RE: 'energy is too cheap'
"a few pence on fuel" actually means pounds per week and tens to hundreds of pounds per year, so yes, I'm complaining. You also seem to be ignorant of the fact that fuel prices have been rising several pence per month all of their own accord; 18% in the past year.
If energy prices rise so much as to cause the 'lifestyle change' you so crave, the economy would be in tatters. No economy means no food on the table, no food generally results in mass starvation.
It would appear that the best solution to our woes would be obtaining energy from better sources- yet every attempt at this is scuppered by different branches of the green movement. Wind turbines on windy hills? NO!, they would kill precious birds and result in unsightly power lines across Scotland. Tidal power? NO!, it would disturb some delicate mud-flat ecosystem somewhere. Nuclear power? GOD NO!, an especially badly designed and run station in the Ukraine caught fire once, which obviously means that every other nuclear station will too.

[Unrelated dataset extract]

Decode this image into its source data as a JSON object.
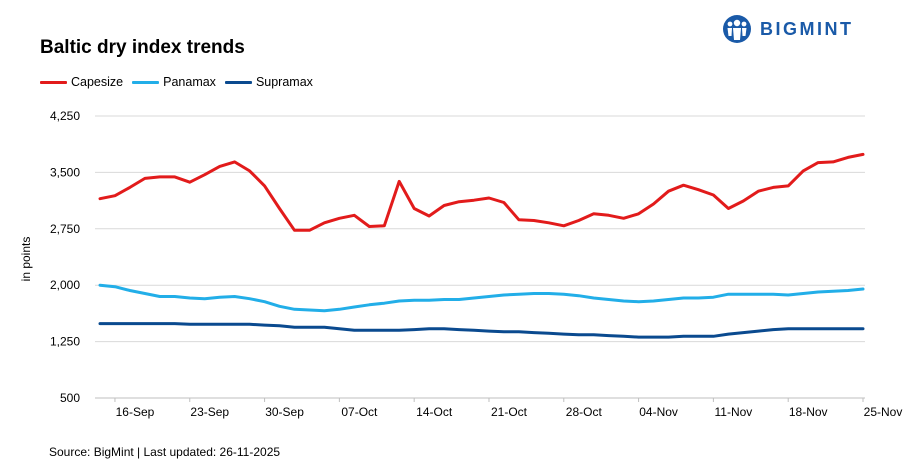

The proposed solution? Let's all sit at home in dimly-lit, cold rooms, reading the Guardian and eating rabbit droppings, content with the fact that we have possibly averted a whole 20cm rise in sea levels.
I do indeed agree that burning oil in innumerable engines isn't the best idea, but heaping tax upon tax onto people when they have no realistic alternative to what they're doing is cretinous in the extreme.
If we are genuinely concerned about global warming, then we should be pushing through every alternative power source we can devise; dam the estuaries, pepper every remote hilltop with turbines, coat the entire Sahara with solar panels and then provide REAL alternatives to combustion-powered transport. That does NOT mean a colourful leaflet advising people to get the (diesel) bus; it means building electric cars that people actually want, bringing back trolleybuses; hell, introducing trolley-LORRIES (it can't be that hard to put cables over the major motorways).
Putting 2p on a litre of petrol and introducing a pathetic levy on plastic bags achieves nothing other than slowly crippling the economy, giving yet more money to the likes of China (who pollute in every way FAR more than we do per product produced) whilst smugly basking in a fog of "I cycle around and use cotton shopping bags, it doesn't affect me".